The foregoing summary of the Asset Purchase Agreement is not complete and is qualified in its entirety by reference to the full text of the Asset Purchase Agreement, a copy of which is attached hereto as Exhibit 2.1 and is incorporated herein by reference.
The representations, warranties and covenants set forth in the Asset Purchase Agreement have been made only for purposes of the Asset Purchase Agreement and solely for the benefit of the parties thereto, and may be subject to limitations agreed upon by the contracting parties, including being qualified by confidential disclosures made for the purposes of allocating contractual risk between the parties to the Asset Purchase Agreement instead of establishing these matters as facts. In addition, information regarding the subject matter of the representations and warranties made in the Asset Purchase Agreement may change after the date of the Asset Purchase Agreement. Accordingly, the Asset Purchase Agreement is included with this Current Report on Form 8-K only to provide investors with information regarding its terms and not to provide investors with any other factual information regarding the Company, its subsidiaries, the Assets or Liabilities, or the Company’s or its subsidiaries’ respective businesses as of the date of the Asset Purchase Agreement or as of any other date.
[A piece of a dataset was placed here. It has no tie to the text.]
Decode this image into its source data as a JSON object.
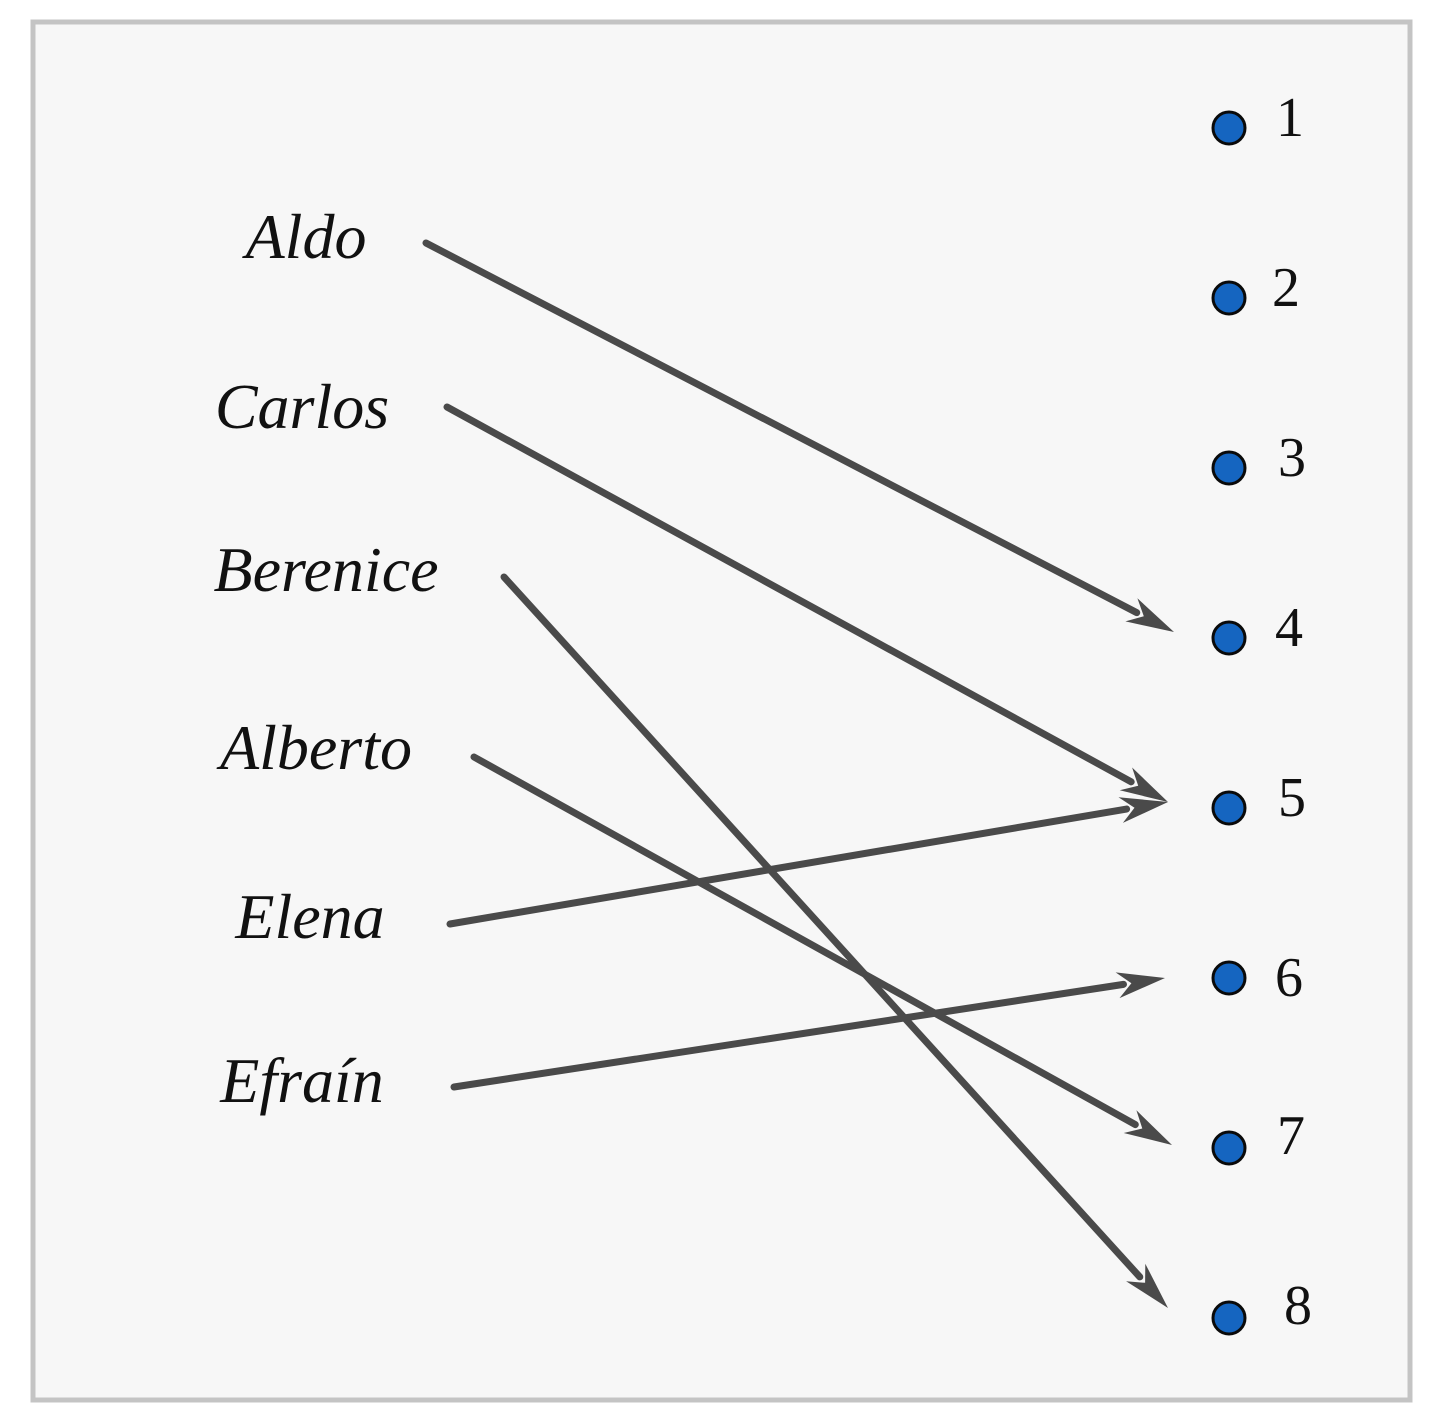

Item 2.04 | Triggering Events That Accelerate or Increase a Direct Financial Obligation or an Obligation under an Off-Balance Sheet Arrangement |
The filing of the Chapter 11 Cases constitutes an event of default under the following instruments (the “Debt Instruments”):
| • | | Seller Note Agreement, dated as of December 30, 2021, by and between the Company and Dearborn Capital Management, LLC, of which $5,122,000 in aggregate principal amount remains outstanding. |
| • | | Seller Note Agreement, dated as of December 30, 2021, by and between the Company and Neva, LLC, of which $5,122,000 in aggregate principal amount remains outstanding. |
Any efforts to enforce payment obligations under the Debt Instruments are automatically stayed as a result of the filing of the Chapter 11 Cases and the holders’ rights of enforcement in respect of the Debt Instruments are subject to the applicable provisions of the Bankruptcy Code.
Item 7.01 | Regulation FD Disclosure |
On June 20, 2023, the Company issued a press release announcing its entry into the Asset Purchase Agreement. A copy of such press release is furnished as Exhibit 99.1 to this Current Report on Form 8-K and is incorporated herein by reference.
The information contained in this Item 7.01, including Exhibit 99.1, is being furnished and shall not be deemed “filed” for purposes of Section 18 of the Securities Exchange Act of 1934, as amended (the “Exchange Act”), or otherwise subject to the liabilities of that section. The information in this Item 7.01, including Exhibit 99.1, shall not be deemed incorporated by reference into any filing under the Securities Act of 1933, as amended, or the Exchange Act, except as shall be expressly set forth by specific reference in such a filing.